Il est donc essentiel de maintenir une validation humaine rigoureuse à chaque étape clé du processus, notamment lors de l’intégration des informations dans le catalogue de données. Cette vigilance permet de garantir la pertinence, la conformité et la qualité des contenus produits par l’IA, tout en évitant une dépendance excessive à l’automatisation.

…Vers une gouvernance augmentée

En définitive, la gouvernance des données ne se limite plus à une exigence réglementaire ou à une simple bonne pratique : elle devient un levier stratégique pour accélérer la transformation des organisations. L’IA générative, loin de remplacer l’expertise humaine, agit comme un catalyseur qui libère les équipes des tâches répétitives et leur permet de se concentrer sur la création de valeur. Toutefois, il reste essentiel de garder à l’esprit les limites de ces technologies : la qualité des résultats dépend fortement des sources exploitées, et la validation humaine demeure indispensable pour garantir la pertinence et la fiabilité des contenus produits.

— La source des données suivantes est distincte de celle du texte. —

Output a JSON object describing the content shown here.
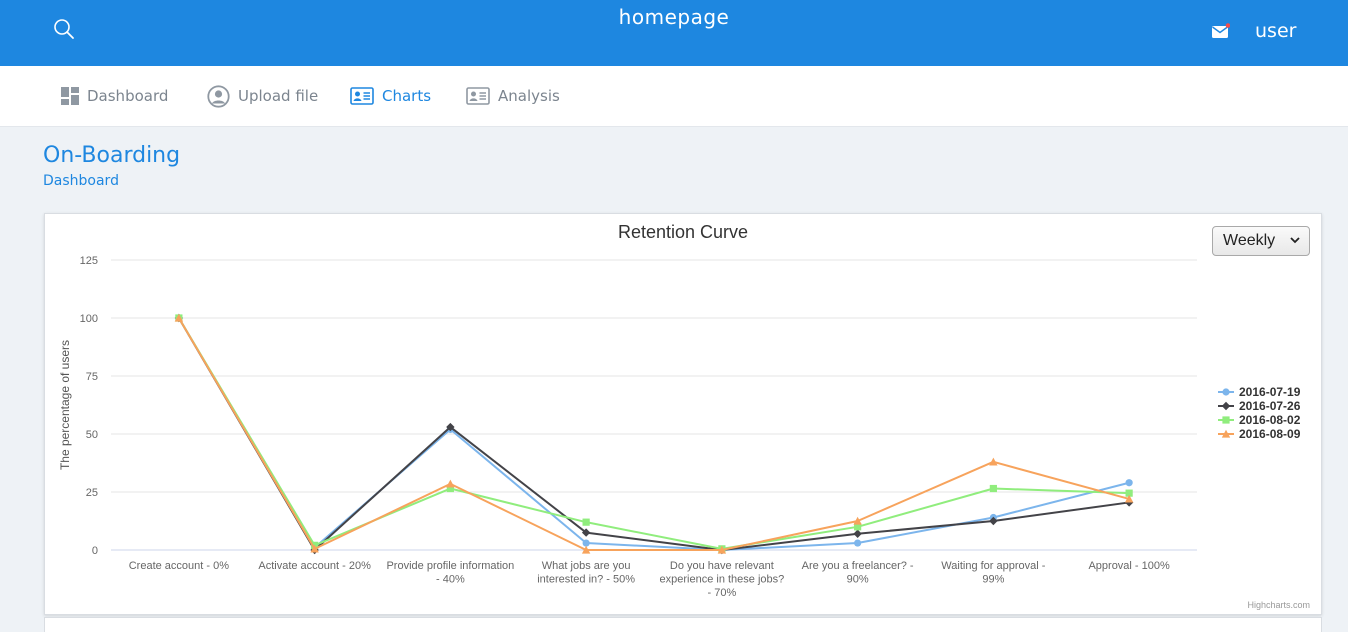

En automatisant l’alimentation fonctionnelle des catalogues de données, la GenAI ouvre la voie à une gouvernance augmentée, plus agile et plus fiable — à condition de conjuguer intelligence humaine et puissance de l’IA, tout en restant vigilant face aux risques de biais ou d’erreurs.

À vous de jouer !

Que vous soyez data steward, décideur ou utilisateur métier, engagez-vous dès aujourd’hui dans une démarche de gouvernance augmentée. Expérimentez, outillez-vous, partagez vos retours et osez repenser vos pratiques. C’est en conjuguant intelligence humaine et puissance de l’IA que vous ferez de vos données un véritable moteur de valeur et d’innovation pour votre organisation.